3.2.2 Bijbehorende bouwwerken

Bijbehorende bouwwerken voldoen aan de volgende kenmerken:

  • a. bij een perceel kleiner dan 850 m2 mogen bijbehorende bouwwerken per hoofdgebouw een gezamenlijke oppervlakte hebben die niet groter is dan 85 m2, mits het perceel voor maximaal 50% is bebouwd;
  • b. in afwijking van a mogen bijbehorende bouwwerken behorende bij gestapelde hoofdgebouwen uitsluitend inpandig worden gebouwd;
  • c. bijbehorende bouwwerken mogen in de perceelgrens worden gebouwd;
  • d. vrijstaande bijbehorende bouwwerken mogen een goothoogte hebben die niet groter is dan 3,00 meter en een bouwhoogte die niet groter is dan 5,00 meter.
3.2.3 Andere bouwwerken
  • a. een erf- en terreinafscheiding mag:
    • 1. een bouwhoogte van maximaal 1,00 meter hebben als deze zich voor de voorgevel of een naar de weg gekeerde zijgevel van een hoofdgebouw en het verlengde daarvan bevindt;
    • 2. een bouwhoogte van maximaal 2,00 meter hebben in andere gevallen;
  • b. een overig ander bouwwerk mag een bouwhoogte hebben van maximaal 3,00 meter.
3.3 Nadere eisen
3.3.1 Algemeen

Het is in bijzondere gevallen mogelijk om aan de plaats en afmetingen van de bebouwing nadere eisen te stellen.

Dit kan indien dit noodzakelijk is:

  • a. ter voorkoming van onevenredige aantasting van de gebruiksmogelijkheden en het woon- en leefklimaat van aangrenzende gronden en bouwwerken;
  • b. ter waarborging van de verkeersveiligheid;
  • c. ter waarborging van de ongestoorde ligging van kabels en leidingen;
  • d. ter waarborging van het uitzicht van woningen.
3.3.2 Waterberging

Ten behoeve van het voorzien in voldoende waterberging gelden de volgende regels:

  • a. Een omgevingsvergunning voor de activiteit bouwen wordt slechts verleend nadat afdoende is verzekerd dat wordt voorzien in voldoende waterberging;
  • b.
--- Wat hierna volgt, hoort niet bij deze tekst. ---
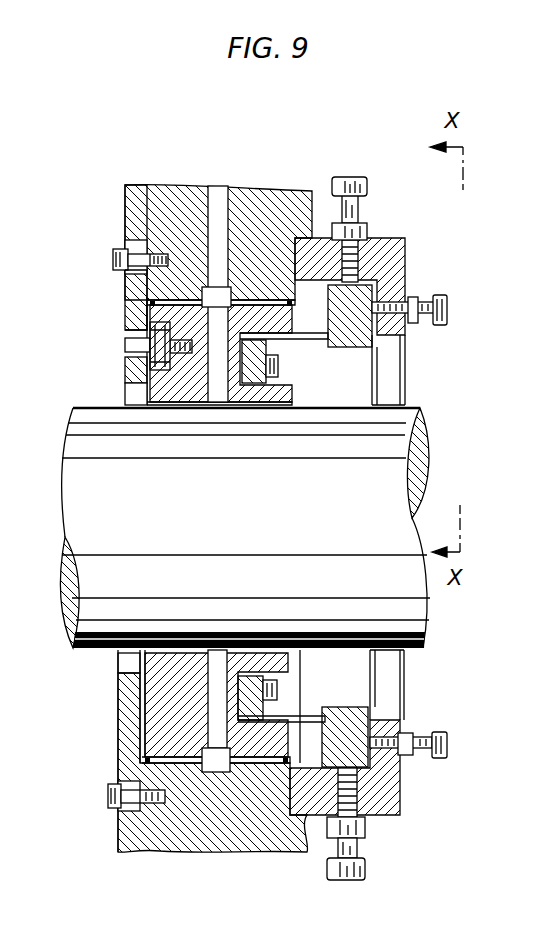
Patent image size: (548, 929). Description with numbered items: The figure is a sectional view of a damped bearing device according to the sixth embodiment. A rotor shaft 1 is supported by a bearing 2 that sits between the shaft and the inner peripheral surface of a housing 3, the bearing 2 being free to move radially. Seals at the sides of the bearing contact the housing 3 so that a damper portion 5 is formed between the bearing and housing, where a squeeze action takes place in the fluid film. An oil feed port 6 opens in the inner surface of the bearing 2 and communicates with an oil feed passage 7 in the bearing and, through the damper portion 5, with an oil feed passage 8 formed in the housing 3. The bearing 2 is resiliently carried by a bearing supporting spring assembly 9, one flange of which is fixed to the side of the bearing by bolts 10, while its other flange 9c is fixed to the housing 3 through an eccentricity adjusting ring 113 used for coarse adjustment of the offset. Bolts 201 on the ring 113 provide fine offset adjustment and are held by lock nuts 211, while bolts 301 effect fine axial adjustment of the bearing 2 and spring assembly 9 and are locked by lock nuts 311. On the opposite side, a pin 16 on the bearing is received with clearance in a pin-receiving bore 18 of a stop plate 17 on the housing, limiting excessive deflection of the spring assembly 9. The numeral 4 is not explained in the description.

The rotor shaft 1 is at (80, 441).
The bearing 2 is at (178, 402).
The housing 3 is at (284, 192).
The fixing bolt 4 is at (130, 284).
The damper portion 5 is at (177, 232).
The oil feed port 6 is at (217, 403).
The oil feed passage 7 is at (162, 386).
The oil feed passage 8 is at (218, 186).
The bearing supporting spring assembly 9 is at (352, 352).
The flange 9c is at (372, 343).
The bolts 10 is at (274, 370).
The pin 16 is at (160, 347).
The stop plate 17 is at (128, 300).
The pin-receiving bore 18 is at (125, 340).
The eccentricity adjusting ring 113 is at (392, 262).
The bolts 201 is at (350, 178).
The lock nuts 211 is at (366, 235).
The bolts 301 is at (447, 298).
The lock nuts 311 is at (420, 318).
Het gebruiken en het (doen) laten gebruiken van de gronden waarop de onder a bedoelde omgevingsvergunning betrekking heeft, is slechts toegestaan wanneer voldoende waterberging in stand wordt gehouden;
  • c. Onder voldoende waterberging als genoemd onder a en b wordt verstaan 60 mm waterberging per vierkante meter verharding binnen de planbegrenzing.
3.4 Specifieke gebruiksregels

Het gebruik van de gronden en bouwwerken met de bestemming 'Wonen' is aan een aantal beperkingen gebonden.

3.4.1 Woonfunctie

De bijbehorende bouwwerken mogen niet worden gebruikt voor de woonfunctie tenzij voldaan wordt aan de volgende voorwaarden:

  • a. het bijbehorend bouwwerk is aangebouwd aan het hoofdgebouw;
  • b. het bijbehorend bouwwerk is rechtstreeks via het hoofdgebouw bereikbaar;

Bij een bijbehorend bouwwerk gelegen achter de achtergevel van het hoofdgebouw:

  • c. het bijbehorend bouwwerk is gelegen binnen 4 meter achter het bouwvlak;

Bij een bijbehorend bouwwerk gelegen aan de zijgevel van het hoofdgebouw:

  • d. het bijbehorend bouwwerk is gelegen binnen 4 meter aan de zijgevel van het hoofdgebouw.
3.4.2 Aan-huis verbonden beroep of bedrijf

De hoofdgebouwen en aangebouwde bijbehorende bouwwerken mogen worden gebruikt voor een aan-huis verbonden beroep of bedrijf als wordt voldaan aan de volgende voorwaarden:

  • a. de grondoppervlakte bedraagt maximaal 30% van de vloeroppervlakte van de woning, met een maximum van 50 m2;
  • b. er bestaat een rechtstreekse relatie tussen de bedrijfsmatige activiteiten en de bewoner van het hoofdgebouw;
  • c. er vindt geen gebruik plaats dat vergunning- of meldingsplichtig is op grond van de Wet algemene bepalingen omgevingsrecht respectievelijk de Wet milieubeheer;
  • d. er mag geen detailhandel of horeca plaatsvinden;
  • e. er mag geen sprake zijn van een seksinrichting;
  • f. geen verkeersaantrekkende werking optreedt waardoor extra parkeervoorzieningen noodzakelijk zijn of een verkeersonveilige situatie ontstaat;
  • g. geen reclameuitingen worden aangebracht.
3.4.3 Voorwaardelijke verplichting - bodemsanering

Tot een strijdig gebruik van gronden en bouwwerken ter plaatse van de bestemming 'Wonen' wordt in ieder geval gerekend:

  • a. het ter plaatse van de bestemming 'Wonen' gebruiken van, en het in gebruik laten nemen van, gronden overeenkomstig de bestemming 'Wonen' zonder dat door een gecertificeerd onderzoeksbureau middels een chemisch-analytisch (bodem)onderzoek is aangetoond dat de in Bijlage 1 Nader bodemonderzoek vastgestelde olieverontreiniging is gesaneerd.
3.4.4 Voorwaardelijke verplichting - waterhuishoudkundig plan

Tot een strijdig gebruik van gronden en bouwwerken ter plaatse van de bestemming 'Wonen' wordt in ieder geval gerekend:

  • a. het ter plaatse van de bestemming 'Wonen' gebruiken van, en het in gebruik laten nemen van, gronden overeenkomstig de bestemming 'Wonen' zonder dat door een gecertificeerd onderzoeksbureau een waterhuishoudkundig plan voor het plangebied is opgesteld, teneinde te komen tot een investering in de waterhuishoudkundige situatie.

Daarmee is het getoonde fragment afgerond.